İkinci olarak, Ningsih ve Rahman’ın evlenip aile kurma hayalleri sırf bu yüzden yıkılıyor.
Üçüncü olarak, Sadimin’in arzuları, torununun da öksüz kalmasına -sembolik düzeyde toplumun geleceğinin tehlikeye girmesine- yol açıyor.
Polis memuru Rahman ile bilgisayar oyunu sevdalısı Bambang’ın karakolun çatısında ezanı duydukları ve zombilerin camiye doğru koşması hakkında yorum yaptıkları sahneyse, toplumun dinle ilişkisindeki değişime dair bir eleştiri olarak bu postmodernist anlatıda yerini alıyor.

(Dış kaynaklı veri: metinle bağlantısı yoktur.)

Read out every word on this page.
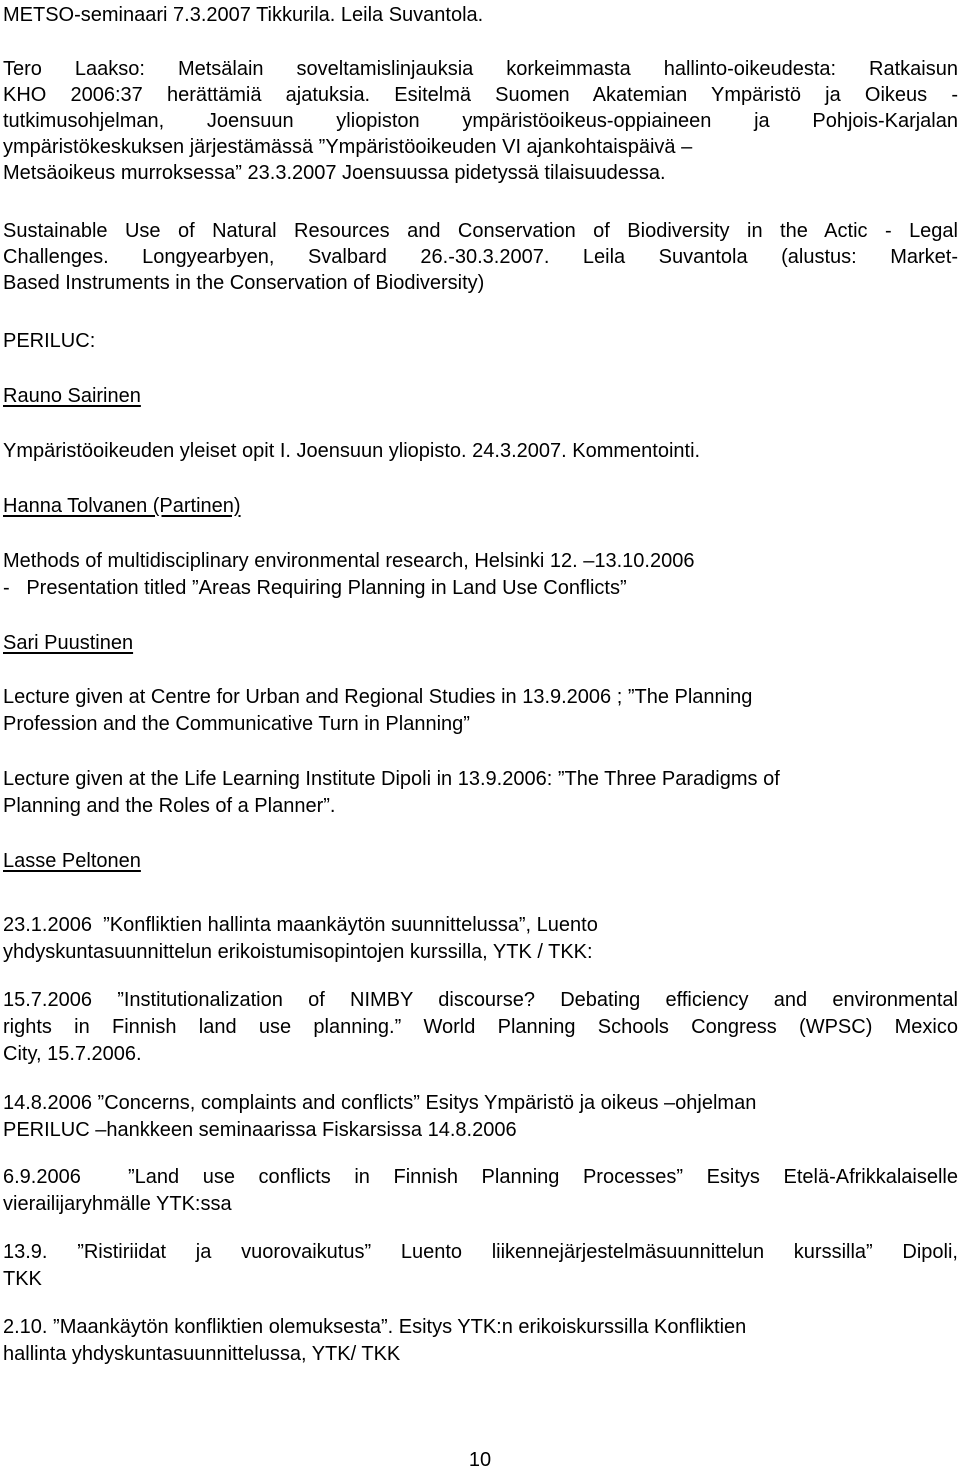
METSO-seminaari 7.3.2007 Tikkurila. Leila Suvantola.
Tero Laakso: Metsälain soveltamislinjauksia korkeimmasta hallinto-oikeudesta: Ratkaisun
KHO 2006:37 herättämiä ajatuksia. Esitelmä Suomen Akatemian Ympäristö ja Oikeus -
tutkimusohjelman, Joensuun yliopiston ympäristöoikeus-oppiaineen ja Pohjois-Karjalan
ympäristökeskuksen järjestämässä ”Ympäristöoikeuden VI ajankohtaispäivä –
Metsäoikeus murroksessa” 23.3.2007 Joensuussa pidetyssä tilaisuudessa.
Sustainable Use of Natural Resources and Conservation of Biodiversity in the Actic - Legal
Challenges. Longyearbyen, Svalbard 26.-30.3.2007. Leila Suvantola (alustus: Market-
Based Instruments in the Conservation of Biodiversity)
PERILUC:
Rauno Sairinen
Ympäristöoikeuden yleiset opit I. Joensuun yliopisto. 24.3.2007. Kommentointi.
Hanna Tolvanen (Partinen)
Methods of multidisciplinary environmental research, Helsinki 12. –13.10.2006
-   Presentation titled ”Areas Requiring Planning in Land Use Conflicts”
Sari Puustinen
Lecture given at Centre for Urban and Regional Studies in 13.9.2006 ; ”The Planning
Profession and the Communicative Turn in Planning”
Lecture given at the Life Learning Institute Dipoli in 13.9.2006: ”The Three Paradigms of
Planning and the Roles of a Planner”.
Lasse Peltonen
23.1.2006  ”Konfliktien hallinta maankäytön suunnittelussa”, Luento
yhdyskuntasuunnittelun erikoistumisopintojen kurssilla, YTK / TKK:
15.7.2006 ”Institutionalization of NIMBY discourse? Debating efficiency and environmental
rights in Finnish land use planning.” World Planning Schools Congress (WPSC) Mexico
City, 15.7.2006.
14.8.2006 ”Concerns, complaints and conflicts” Esitys Ympäristö ja oikeus –ohjelman
PERILUC –hankkeen seminaarissa Fiskarsissa 14.8.2006
6.9.2006  ”Land use conflicts in Finnish Planning Processes” Esitys Etelä-Afrikkalaiselle
vierailijaryhmälle YTK:ssa
13.9. ”Ristiriidat ja vuorovaikutus” Luento liikennejärjestelmäsuunnittelun kurssilla” Dipoli,
TKK
2.10. ”Maankäytön konfliktien olemuksesta”. Esitys YTK:n erikoiskurssilla Konfliktien
hallinta yhdyskuntasuunnittelussa, YTK/ TKK
10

Ölümsüzlük İksiri’nde oyunculuklar kötü, senaryo kötü, diyaloglar aşırı derecede kötü -sanki zombi salgınıyla ilgili bir pembe dizi izliyoruz. Ama bu filmi asıl kötü kılan, tüm bu teknik yetersizliklerinin yanında takındığı gerici tavır…
Oysa sinema tarihinin onca filmle oluşturduğu zombiliğin de bir haysiyeti var arkadaş, kesinlikle ataerkilliğe yedirilemeyecek bir haysiyet!